ON MAKING HER OWN SOULFUL SOUND: The influences I want to have are the timeless ones. I have respect for the women that are out there right now. I like to consider when I write I’m really obsessed with harmonies. I’m really influenced by Brian Wilson from The Beach Boys. In this new album, there are tons of hidden melodies and tons of harmonies that get stuck in your head: things that you don’t hear at first. I think there can be a number of songs in a song. You can have ten songs in one song. Why not? There are really no rules in music. I think that is something that sets this album apart from the Adeles and the Amys.



TATTOOS AND TAXIDERMY: The first bird I got was a long time ago. I wanted something simple. Birds retain their voices when they sing. They are all so individual. There’s no one bird that’s the same as another bird. It’s just been an attachment. Then I got nine birds on my chest. I have this crazy apartment that’s like an enchanted forest. I have taxidermy everywhere. I didn’t do it, though! I found it on Craigslist.

STORYBOOK SONGWRITING: I just finished a book by Bill Hicks, the comedian. He died in 1992. He had cancer. He was this inspiring comedian who was very aware of everything. He never really got huge. He wanted to take his talent and throw it out there. He wanted to use his comedy to wake people up. I finished the book and was like, “I want to write a song about him.” I wrote a song about him. I really find inspiration from anything. Sometimes it will be some man on the street. Sometimes it will be a story. Sometimes I’ll use an exact experience that I had. I went through a really painful breakup in January. I think it was the hardest, because it was my most mature breakup. Nobody did anything shitty to the other person. It’s hard to just make that mature decision: we’re not meant to be together. It just destroyed me.  It’s just coming to the realization that we shouldn’t be together and finding a way to explain it to the other person. There are a couple of songs on the album where I wrote about that. It’s a song called “Just One More” or “One More Night.” We haven’t decided on the title yet.

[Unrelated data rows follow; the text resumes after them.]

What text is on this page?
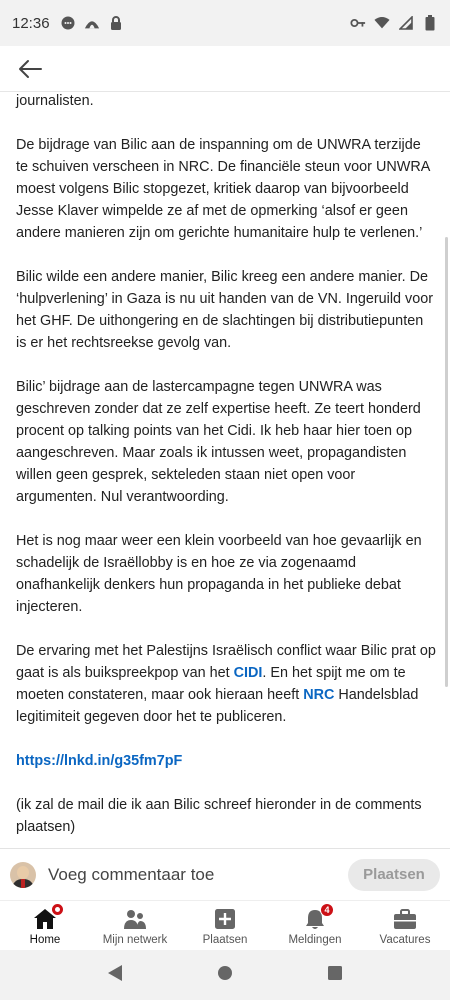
12:36

journalisten.

De bijdrage van Bilic aan de inspanning om de UNWRA terzijde te schuiven verscheen in NRC. De financiële steun voor UNWRA moest volgens Bilic stopgezet, kritiek daarop van bijvoorbeeld Jesse Klaver wimpelde ze af met de opmerking ‘alsof er geen andere manieren zijn om gerichte humanitaire hulp te verlenen.’

Bilic wilde een andere manier, Bilic kreeg een andere manier. De ‘hulpverlening’ in Gaza is nu uit handen van de VN. Ingeruild voor het GHF. De uithongering en de slachtingen bij distributiepunten is er het rechtsreekse gevolg van.

Bilic’ bijdrage aan de lastercampagne tegen UNWRA was geschreven zonder dat ze zelf expertise heeft. Ze teert honderd procent op talking points van het Cidi. Ik heb haar hier toen op aangeschreven. Maar zoals ik intussen weet, propagandisten willen geen gesprek, sekteleden staan niet open voor argumenten. Nul verantwoording.

Het is nog maar weer een klein voorbeeld van hoe gevaarlijk en schadelijk de Israëllobby is en hoe ze via zogenaamd onafhankelijk denkers hun propaganda in het publieke debat injecteren.

De ervaring met het Palestijns Israëlisch conflict waar Bilic prat op gaat is als buikspreekpop van het CIDI. En het spijt me om te moeten constateren, maar ook hieraan heeft NRC Handelsblad legitimiteit gegeven door het te publiceren.

https://lnkd.in/g35fm7pF

(ik zal de mail die ik aan Bilic schreef hieronder in de comments plaatsen)

Voeg commentaar toe	Plaatsen
Home	Mijn netwerk	Plaatsen
4
Meldingen	Vacatures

MUSIC IN METAPHORS: My dad always spoke in metaphors to me. I think it rubbed off on me because I write in metaphors a lot. There’s a song called “The Plunge” in which I compare jumping off of buildings to falling in love; taking the chance. I use a lot of imagery. They say when you jump off of a building, you pass out before you hit the ground: it’s the shock factor. The first line of the song is talking about falling into a slumber while a part of you is jumping off of a building. I’ll take anything. I love writing. It’s a challenge. Music has been scientifically proven to intrigue the mind.

ON DOING THINGS RIGHT: I can tell I’ve grown up a lot. Being on the stage singing, you get this energy. I don’t ever want to jump out of a plane. I don’t ever want to parachute. When I go on stage, that’s the thrill for me. It’s proof that there is God, because there are chills that go up your spine in that room. I don’t want to be selfish with it. I hate bringing her into this, but… Amy Winehouse. When everyone’s like, “She died at 27, and she was such a legend.” And it’s like, no. She was selfish. She died at 27 because she didn’t want help. She had so many chances to help herself. She didn’t. Of course you’re going to die if you don’t take charge. She shared her gift to a certain point, and then she was gone. And now all that anybody is going to have are the one to two albums that she put out. She had so much potential. I just want to give and give and give. If I’m meant to die young, I’ll die in a plane crash or in a car accident. I want to do it right. I never thought I’d say it, but the responsible way.